O artigo 156 do Código Tributário Nacional - CTN enuncia que a decadência extingue o crédito tributário. Os artigos 45 e 46 da Lei n. 8.212/91 atribuíam prazo de 10 anos, contados do exercício fiscal seguinte ao do fato imponível, para a autoridade fiscal constituir o crédito previdenciário, decaindo o direito após esse prazo.

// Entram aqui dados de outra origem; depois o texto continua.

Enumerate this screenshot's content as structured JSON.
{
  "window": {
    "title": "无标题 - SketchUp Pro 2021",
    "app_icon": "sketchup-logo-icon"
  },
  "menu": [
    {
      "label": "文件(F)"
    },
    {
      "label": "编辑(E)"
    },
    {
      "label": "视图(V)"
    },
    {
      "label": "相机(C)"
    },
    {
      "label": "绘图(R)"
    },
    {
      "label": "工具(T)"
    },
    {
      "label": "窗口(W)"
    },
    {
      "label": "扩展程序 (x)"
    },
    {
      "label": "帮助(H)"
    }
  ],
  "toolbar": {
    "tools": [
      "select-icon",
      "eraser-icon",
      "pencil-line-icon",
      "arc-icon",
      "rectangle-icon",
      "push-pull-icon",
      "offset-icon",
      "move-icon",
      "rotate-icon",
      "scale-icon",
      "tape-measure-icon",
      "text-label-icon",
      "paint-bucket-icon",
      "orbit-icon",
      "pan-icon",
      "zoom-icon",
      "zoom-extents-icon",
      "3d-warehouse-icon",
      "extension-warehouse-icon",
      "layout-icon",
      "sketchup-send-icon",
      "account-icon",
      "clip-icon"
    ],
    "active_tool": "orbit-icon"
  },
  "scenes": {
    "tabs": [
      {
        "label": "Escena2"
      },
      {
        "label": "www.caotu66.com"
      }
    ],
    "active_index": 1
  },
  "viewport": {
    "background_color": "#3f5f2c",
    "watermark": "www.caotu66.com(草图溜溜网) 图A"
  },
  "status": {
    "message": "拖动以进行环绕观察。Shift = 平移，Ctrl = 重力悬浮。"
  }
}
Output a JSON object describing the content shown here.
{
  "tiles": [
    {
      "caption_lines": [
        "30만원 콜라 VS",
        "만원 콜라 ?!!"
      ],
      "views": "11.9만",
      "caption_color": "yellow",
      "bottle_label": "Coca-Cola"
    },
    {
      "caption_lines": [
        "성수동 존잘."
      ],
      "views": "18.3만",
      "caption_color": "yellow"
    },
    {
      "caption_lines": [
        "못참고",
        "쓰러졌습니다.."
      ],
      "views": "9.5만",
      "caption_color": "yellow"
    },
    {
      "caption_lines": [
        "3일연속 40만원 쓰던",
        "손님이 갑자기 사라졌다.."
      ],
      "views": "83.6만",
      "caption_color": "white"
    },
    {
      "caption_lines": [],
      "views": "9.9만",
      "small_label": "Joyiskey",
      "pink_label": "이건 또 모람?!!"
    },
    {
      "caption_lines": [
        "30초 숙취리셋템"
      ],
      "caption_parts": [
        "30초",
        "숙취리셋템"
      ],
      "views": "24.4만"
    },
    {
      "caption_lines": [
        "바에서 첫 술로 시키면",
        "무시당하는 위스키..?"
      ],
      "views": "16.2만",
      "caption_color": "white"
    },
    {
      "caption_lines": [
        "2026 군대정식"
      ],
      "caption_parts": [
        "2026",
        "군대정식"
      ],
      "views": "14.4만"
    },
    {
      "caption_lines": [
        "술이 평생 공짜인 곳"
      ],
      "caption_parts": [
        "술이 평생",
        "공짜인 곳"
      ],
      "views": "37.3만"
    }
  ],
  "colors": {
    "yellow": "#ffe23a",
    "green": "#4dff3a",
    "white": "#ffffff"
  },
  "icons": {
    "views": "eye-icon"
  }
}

O plenário do STF, após inúmeros julgamentos individuais, declarou a inconstitucionalidade dos artigos 45 e 46 da Lei n. 8.212/91, atribuindo aos artigos 150 e 173 do CTN a missão de regulamentar a decadência das contribuições previdenciária. Esse julgamento resultou na Súmula Vinculante n. 08:

São inconstitucionais o parágrafo único do artigo do Decreto-Lei nº 1.569/1977 e os artigos 45 e 46 da Lei nº 8.212/1991, que tratam de prescrição e decadência de crédito tributário.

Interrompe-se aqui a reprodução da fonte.